The Kubernetes Service yaml (directly fetched from the cluster):
apiVersion: v1
kind: Service
metadata:
annotations:
cnpg.io/operatorVersion: 1.25.0
creationTimestamp: "2025-04-09T09:37:00Z"
labels:
cnpg.io/cluster:db-cluster
name:db-cluster-rw
namespace: claim360
ownerReferences:
- apiVersion: postgresql.cnpg.io/v1
controller: true
kind: Cluster
name:db-cluster
uid: a1445632-0b9c-4666-8243-2911880697a8
resourceVersion: "28524881"
uid: 9d3fa245-c228-4d9f-aedb-48b97017dd5e
spec:
clusterIP: 10.96.240.237
clusterIPs:
- 10.96.240.237
internalTrafficPolicy: Cluster
ipFamilies:
- IPv4
ipFamilyPolicy: SingleStack
ports:
- name: postgres
port: 5432
protocol: TCP
targetPort: 5432
selector:
cnpg.io/cluster:db-cluster
cnpg.io/instanceRole: primary
sessionAffinity: None
type: ClusterIP
status:
loadBalancer: {}
Hmmm. What are you using for CNI? As soon as you send a packet to that IP and nothing is listening, your CNI should be resetting the connection so your application knows the connection is closed. BUT, this also depends on your kernel settings.

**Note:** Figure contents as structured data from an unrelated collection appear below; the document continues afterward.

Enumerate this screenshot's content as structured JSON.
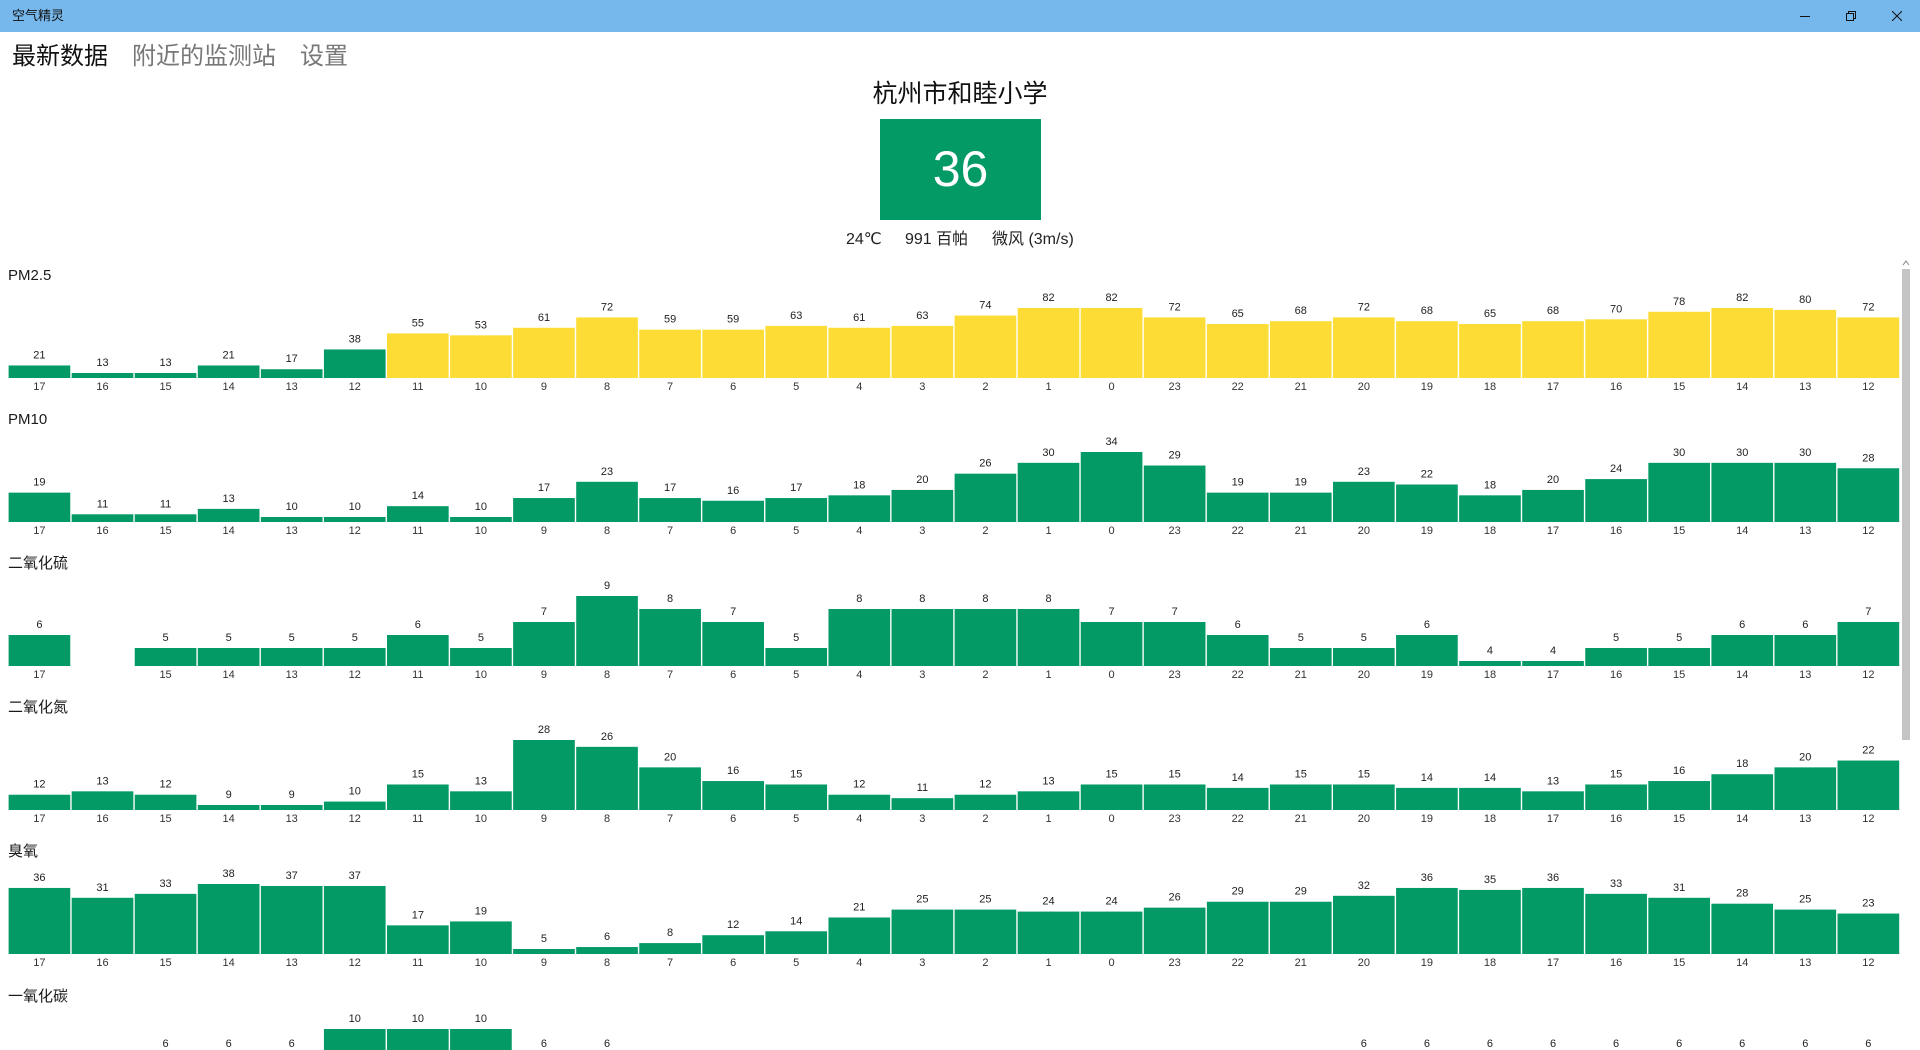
{
  "window": {
    "title": "空气精灵",
    "controls": {
      "minimize": "minimize-icon",
      "restore": "restore-icon",
      "close": "close-icon"
    },
    "titlebar_color": "#77b8ec"
  },
  "tabs": [
    {
      "label": "最新数据",
      "active": true
    },
    {
      "label": "附近的监测站",
      "active": false
    },
    {
      "label": "设置",
      "active": false
    }
  ],
  "station": {
    "name": "杭州市和睦小学",
    "aqi": 36,
    "aqi_color": "#049a66",
    "temperature": "24℃",
    "pressure": "991 百帕",
    "wind": "微风 (3m/s)"
  },
  "colors": {
    "good": "#049a66",
    "moderate": "#fddd35"
  },
  "chart_data": [
    {
      "type": "bar",
      "title": "PM2.5",
      "categories": [
        "17",
        "16",
        "15",
        "14",
        "13",
        "12",
        "11",
        "10",
        "9",
        "8",
        "7",
        "6",
        "5",
        "4",
        "3",
        "2",
        "1",
        "0",
        "23",
        "22",
        "21",
        "20",
        "19",
        "18",
        "17",
        "16",
        "15",
        "14",
        "13",
        "12"
      ],
      "values": [
        21,
        13,
        13,
        21,
        17,
        38,
        55,
        53,
        61,
        72,
        59,
        59,
        63,
        61,
        63,
        74,
        82,
        82,
        72,
        65,
        68,
        72,
        68,
        65,
        68,
        70,
        78,
        82,
        80,
        72
      ],
      "color": "#049a66",
      "bar_colors": [
        "#049a66",
        "#049a66",
        "#049a66",
        "#049a66",
        "#049a66",
        "#049a66",
        "#fddd35",
        "#fddd35",
        "#fddd35",
        "#fddd35",
        "#fddd35",
        "#fddd35",
        "#fddd35",
        "#fddd35",
        "#fddd35",
        "#fddd35",
        "#fddd35",
        "#fddd35",
        "#fddd35",
        "#fddd35",
        "#fddd35",
        "#fddd35",
        "#fddd35",
        "#fddd35",
        "#fddd35",
        "#fddd35",
        "#fddd35",
        "#fddd35",
        "#fddd35",
        "#fddd35"
      ]
    },
    {
      "type": "bar",
      "title": "PM10",
      "categories": [
        "17",
        "16",
        "15",
        "14",
        "13",
        "12",
        "11",
        "10",
        "9",
        "8",
        "7",
        "6",
        "5",
        "4",
        "3",
        "2",
        "1",
        "0",
        "23",
        "22",
        "21",
        "20",
        "19",
        "18",
        "17",
        "16",
        "15",
        "14",
        "13",
        "12"
      ],
      "values": [
        19,
        11,
        11,
        13,
        10,
        10,
        14,
        10,
        17,
        23,
        17,
        16,
        17,
        18,
        20,
        26,
        30,
        34,
        29,
        19,
        19,
        23,
        22,
        18,
        20,
        24,
        30,
        30,
        30,
        28
      ],
      "color": "#049a66"
    },
    {
      "type": "bar",
      "title": "二氧化硫",
      "categories": [
        "17",
        null,
        "15",
        "14",
        "13",
        "12",
        "11",
        "10",
        "9",
        "8",
        "7",
        "6",
        "5",
        "4",
        "3",
        "2",
        "1",
        "0",
        "23",
        "22",
        "21",
        "20",
        "19",
        "18",
        "17",
        "16",
        "15",
        "14",
        "13",
        "12"
      ],
      "values": [
        6,
        null,
        5,
        5,
        5,
        5,
        6,
        5,
        7,
        9,
        8,
        7,
        5,
        8,
        8,
        8,
        8,
        7,
        7,
        6,
        5,
        5,
        6,
        4,
        4,
        5,
        5,
        6,
        6,
        7
      ],
      "color": "#049a66"
    },
    {
      "type": "bar",
      "title": "二氧化氮",
      "categories": [
        "17",
        "16",
        "15",
        "14",
        "13",
        "12",
        "11",
        "10",
        "9",
        "8",
        "7",
        "6",
        "5",
        "4",
        "3",
        "2",
        "1",
        "0",
        "23",
        "22",
        "21",
        "20",
        "19",
        "18",
        "17",
        "16",
        "15",
        "14",
        "13",
        "12"
      ],
      "values": [
        12,
        13,
        12,
        9,
        9,
        10,
        15,
        13,
        28,
        26,
        20,
        16,
        15,
        12,
        11,
        12,
        13,
        15,
        15,
        14,
        15,
        15,
        14,
        14,
        13,
        15,
        16,
        18,
        20,
        22
      ],
      "color": "#049a66"
    },
    {
      "type": "bar",
      "title": "臭氧",
      "categories": [
        "17",
        "16",
        "15",
        "14",
        "13",
        "12",
        "11",
        "10",
        "9",
        "8",
        "7",
        "6",
        "5",
        "4",
        "3",
        "2",
        "1",
        "0",
        "23",
        "22",
        "21",
        "20",
        "19",
        "18",
        "17",
        "16",
        "15",
        "14",
        "13",
        "12"
      ],
      "values": [
        36,
        31,
        33,
        38,
        37,
        37,
        17,
        19,
        5,
        6,
        8,
        12,
        14,
        21,
        25,
        25,
        24,
        24,
        26,
        29,
        29,
        32,
        36,
        35,
        36,
        33,
        31,
        28,
        25,
        23
      ],
      "color": "#049a66"
    },
    {
      "type": "bar",
      "title": "一氧化碳",
      "values": [
        null,
        null,
        6,
        6,
        6,
        10,
        10,
        10,
        6,
        6,
        null,
        null,
        null,
        null,
        null,
        null,
        null,
        null,
        null,
        null,
        null,
        6,
        6,
        6,
        6,
        6,
        6,
        6,
        6,
        6
      ],
      "yrange": [
        0,
        10
      ],
      "color": "#049a66"
    }
  ]
}
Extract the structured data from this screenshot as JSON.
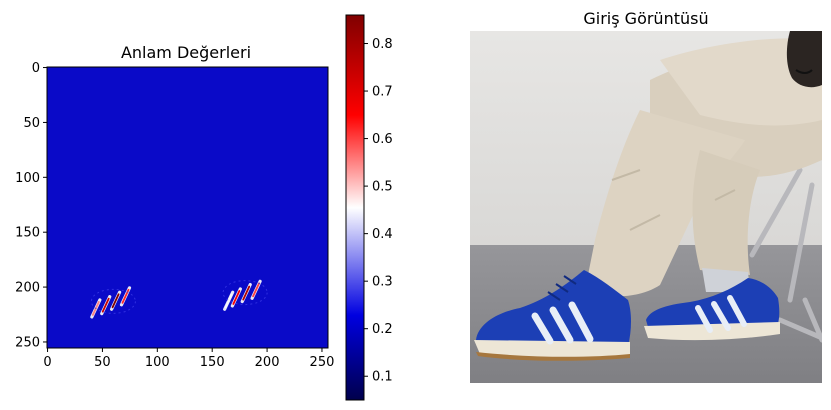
{
  "chart_data": [
    {
      "type": "heatmap",
      "title": "Anlam Değerleri",
      "xlabel": "",
      "ylabel": "",
      "xlim": [
        0,
        255
      ],
      "ylim": [
        255,
        0
      ],
      "x_ticks": [
        "0",
        "50",
        "100",
        "150",
        "200",
        "250"
      ],
      "y_ticks": [
        "0",
        "50",
        "100",
        "150",
        "200",
        "250"
      ],
      "background_value": 0.18,
      "hotspots": [
        {
          "x": 62,
          "y": 212,
          "value": 0.86
        },
        {
          "x": 53,
          "y": 216,
          "value": 0.74
        },
        {
          "x": 71,
          "y": 208,
          "value": 0.62
        },
        {
          "x": 44,
          "y": 219,
          "value": 0.55
        },
        {
          "x": 181,
          "y": 205,
          "value": 0.78
        },
        {
          "x": 172,
          "y": 209,
          "value": 0.66
        },
        {
          "x": 190,
          "y": 202,
          "value": 0.6
        },
        {
          "x": 165,
          "y": 212,
          "value": 0.45
        }
      ],
      "colorbar": {
        "colormap": "seismic",
        "min": 0.05,
        "max": 0.86,
        "ticks": [
          "0.1",
          "0.2",
          "0.3",
          "0.4",
          "0.5",
          "0.6",
          "0.7",
          "0.8"
        ]
      }
    }
  ],
  "image_panel": {
    "title": "Giriş Görüntüsü",
    "description_icon": "sneakers-photo"
  },
  "colors": {
    "heatmap_background": "#0a0ac8",
    "shoe_blue": "#1c3fb5",
    "trouser": "#ddd3c2",
    "wall": "#e4e3e1",
    "floor": "#8c8c8e"
  }
}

Digging up some notes from running postgres way back in the day and double-checking with chatgpt to make sure they're still relevant in 2025:
net.ipv4.tcp_keepalive_time=15set first tcp keepalive to 15 seconds instead of 3 hours.net.ipv4.tcp_keepalive_intvl=3set interval between keepalives to 3 seconds instead of nearly 3 minutes.net.ipv4.tcp_keepalive_probes=3mark the socket as dead after 3 failues.net.ipv4.tcp_retries2=5give up on sending packets after 5 tries (~5 minutes)
Set these on the client machines. Note that this will affect your entire cluster probably and increase general inter-node traffic, but only when idle; but now when a socket dies, you won't have to wait 3+ hours for the OS to kill an idle socket, or 15 minutes on an active one.